Allscripts reveals loan split of $320 million term loan A and $250 million term loan B

By Sara Rosenberg

New York, July 7 - Allscripts' proposed $570 million of term loan debt is split between a $320 million term loan A and a $250 million term loan B, according to a market source.

As was previously reported, the term loan A and a $150 million five-year revolver will be launched to banks with a meeting on Thursday, and the term loan B is expected to launch sometime thereafter.

JPMorgan, Barclays Capital and UBS are the lead banks on the $720 million credit facility (Ba2/BBB-).

The company previously said that it expects the revolver to be priced at Libor plus 300 basis points and the six-year term loan to be priced at Libor plus 350 bps. There was no mention of the two term loan tranches.

And, the commitment letter had the deal structure with one term loan tranche and outlined pricing as based on corporate ratings.

The letter said that if rated Ba1/BB+, pricing on the term loan will be in the Libor plus 300 bps to 325 bps range and pricing on the revolver will be in the Libor plus 250 bps to 275 bps range.

If rated Ba2/BB, pricing on the term loan will be in the Libor plus 325 bps to 350 bps range and pricing on the revolver will be in the Libor plus 275 bps to 300 bps range.

And, if rated Ba3/BB- or lower, pricing on the term loan will be in the Libor plus 350 bps to 375 bps range and pricing on the revolver will be in the Libor plus 300 bps to 325 bps range.

Also, the letter said that the term loan is anticipated to have a 1.5% Libor floor.

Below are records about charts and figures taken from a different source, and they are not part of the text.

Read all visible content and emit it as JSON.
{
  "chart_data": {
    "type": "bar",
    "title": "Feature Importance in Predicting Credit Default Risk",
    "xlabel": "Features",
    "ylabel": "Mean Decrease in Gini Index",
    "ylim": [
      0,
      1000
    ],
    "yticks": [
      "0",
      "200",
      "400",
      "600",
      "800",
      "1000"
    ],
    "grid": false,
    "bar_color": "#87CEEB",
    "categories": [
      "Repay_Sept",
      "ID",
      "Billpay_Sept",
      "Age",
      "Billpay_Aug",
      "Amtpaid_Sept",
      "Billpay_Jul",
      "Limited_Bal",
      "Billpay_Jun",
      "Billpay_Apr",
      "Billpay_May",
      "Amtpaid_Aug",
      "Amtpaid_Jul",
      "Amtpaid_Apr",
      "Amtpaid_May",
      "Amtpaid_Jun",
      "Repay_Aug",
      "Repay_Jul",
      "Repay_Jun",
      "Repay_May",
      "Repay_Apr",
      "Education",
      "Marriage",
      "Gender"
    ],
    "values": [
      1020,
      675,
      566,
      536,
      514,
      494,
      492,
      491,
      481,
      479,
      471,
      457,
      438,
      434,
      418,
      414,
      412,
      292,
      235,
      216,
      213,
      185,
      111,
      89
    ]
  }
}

The revolver has a 50 bps unused fee.

Financial covenants include a minimum interest coverage ratio of 3.5 to 1.0, with step-ups to be agreed upon, and a maximum leverage ratio of 4.0 to 1.0, with step-downs to be agreed upon.

There is a $250 million accordion feature.

Proceeds will be used to fund the buyback of shares from Misys plc.

Misys is selling the majority of its 54.6% interest in its Allscripts subsidiary in a transaction that is expected to raise roughly $1.3 billion. The amount of shares being sold is about 68 million, and Misys will retain about 12 million shares.

Specifically, there will be a market placing of between 36 million and 40 million Allscripts shares held by Misys, with the actual price and offering size to be determined at the time of the placing.

And, Allscripts will buy back 24.4 million of shares from Misys for an aggregate consideration of $577 million, a price of $23.62 per share.

Allscripts will then merge with Eclipsys, an Atlanta-based provider of health care IT services, and following this merger, Misys will have an option to sell to Allscripts an additional 5.3 million of shares for $102 million.

The new credit facility will fund the initial buyback of shares, and any additional buyback will be funded with cash on hand.

Pro forma leverage is 2.1 times LTM EBITDA.

The proposed sale is conditioned on a minimum price of $16.50 per share through the placing as well as on approval by Misys shareholders. It is not conditioned on the Allscripts-Eclipsys merger.

However, the Allscripts-Eclipsys merger is subject to the Misys transaction as well as Allscripts and Eclipsys shareholder approval and other customary conditions.

In the Eclipsys merger, Allscripts will give Eclipsys shareholders 1.2 shares of its stock per Eclipsys share.

Subject to the conditions being met, the buyback of shares and the merger with Eclipsys are expected to be completed in September or October.

Allscripts is a Chicago-based provider of software, services, information and connectivity services to physicians and other health care providers. Misys is a London-based provider of services to the financial services and health care industries.